Much along the same lines, I’m reminded of a conversation that I had last Friday, one which concerned the infamy of personal experiences. Ridiculing the “You suck, poser!” complex, two friends and I tried to figure out how people think they can get away with trying to quantify their life. We didn’t get anywhere.
What compels people to say the things about themselves that they do? For example, consider someone talking about Bob Mould. They’ll say, “A fan? A fan? How can you call yourself a fan? Now, I’m a fan. Matter of fact I’ve been a fan way back since …” Whatever.
Why can’t people just have experiences without trying to pull some juvenile one-upmanship on each other? The only thing “posing,” between one person and another one who’s been here and there, done this and that, is the personality that tries to subjugate. Someone else’s happiness is hardly better that anyone else’s because they say so.

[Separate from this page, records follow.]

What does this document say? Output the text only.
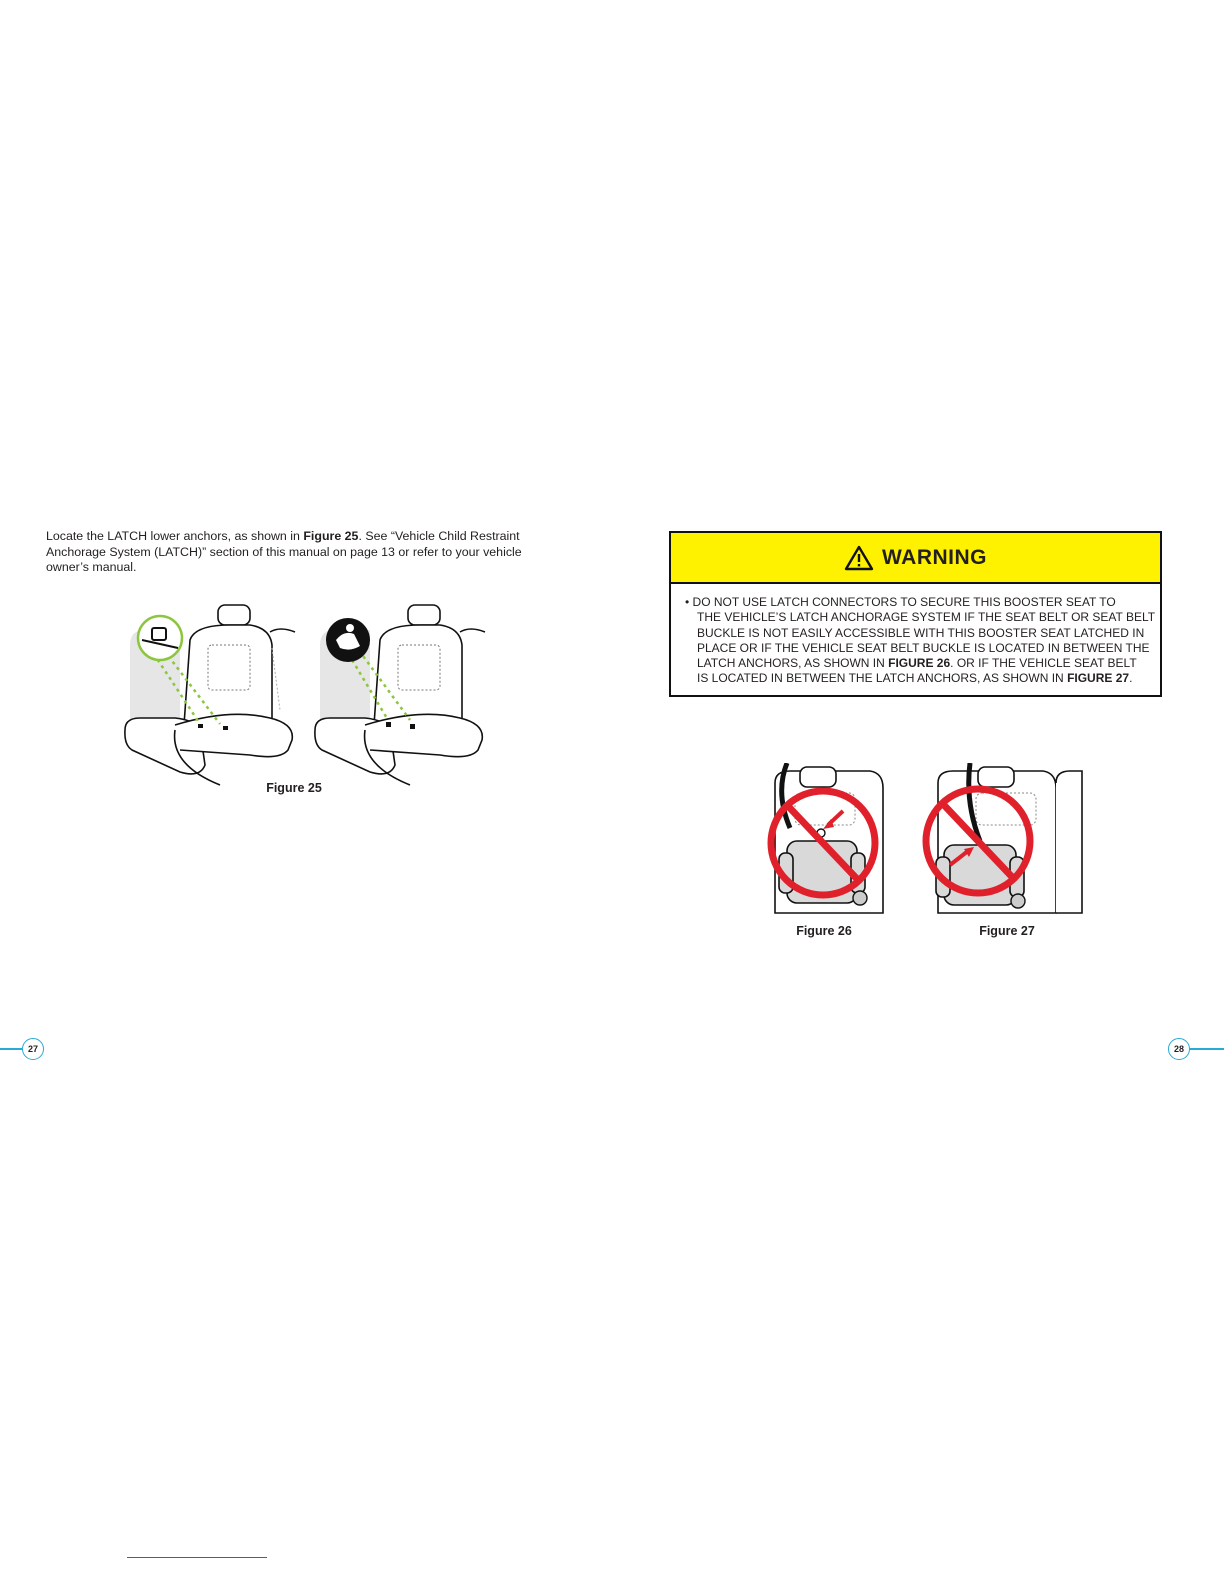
Locate the LATCH lower anchors, as shown in Figure 25. See “Vehicle Child Restraint Anchorage System (LATCH)” section of this manual on page 13 or refer to your vehicle owner’s manual.
Figure 25
WARNING
• DO NOT USE LATCH CONNECTORS TO SECURE THIS BOOSTER SEAT TO
THE VEHICLE’S LATCH ANCHORAGE SYSTEM IF THE SEAT BELT OR SEAT BELT
BUCKLE IS NOT EASILY ACCESSIBLE WITH THIS BOOSTER SEAT LATCHED IN
PLACE OR IF THE VEHICLE SEAT BELT BUCKLE IS LOCATED IN BETWEEN THE
LATCH ANCHORS, AS SHOWN IN FIGURE 26. OR IF THE VEHICLE SEAT BELT
IS LOCATED IN BETWEEN THE LATCH ANCHORS, AS SHOWN IN FIGURE 27.
Figure 26	Figure 27
27	28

I admit that I used to act this twisted way too, but come on, why waste the energy anymore? Growing up has a way of redefining what you value, I guess. Now the question, “Why wear flannel if not from Seattle?,” can be answered with, “Let’s see … winter, wool, warmth …”
The point is, listen to, wear or like whatever the hell you want to. If someone cares, it’s not your problem it’s theirs; they have nothing better to do than concern themselves with your aesthetic tastes. They actually feel threatened. As long as you have some reason (any decent reason) for liking something, then go for it.
Then again, not exactly everything’s so easily resolved. Life is entirely too paranoid these days. It seems like, “What can I do for you?” has become “What are you going to do to me?!”
Tuesday morning, at 3 a.m., I walked home, finally ending the previous day. Life is lonely at that hour; it always give me a sick and hollow feeling. As I approached my apartment, a sleepy-eyed woman ambled by. Should I smile? Say hello? Flirt?
I chose none of the above. Instead, I looked away and pretended she didn’t exist (much like she did); for all practical purposes, she didn’t. Why would I say this? Because if I acted otherwise, been polite, I’d most likely be branded as some freak on a mission that involved an assaulting rampage.
It’s such a shame that you can’t be forward these days, at all hours able to make eye contact. Nowadays, the only eye contact you’ll make with a stranger in the dark involves things like pepper spray.
So, what’s the meaning of all this, why all these loosely connected ideas?
I’m saying that an already frightening world continues to degenerate into a more and more impersonal one. Not good.
Demanding attention and recognition without working for it. Denying that anyone else can like, feel, listen or see what we do (“But … But … then I wouldn’t be original!” *Whine* — Sorry, but that logic doesn’t hold true.) Not acknowledging each other at all, afraid that everyone else is harboring futile, evil or even dangerous pretensions. This is the modern-day social construct. Life disembodied from self. Selves disembodied from one another.
Whoever the perpetrators are, in the ugly disease of being passionless, we’re all victims. I only wish I knew the cure.
David Ptak is a senior in philosophy from Long Island, New York.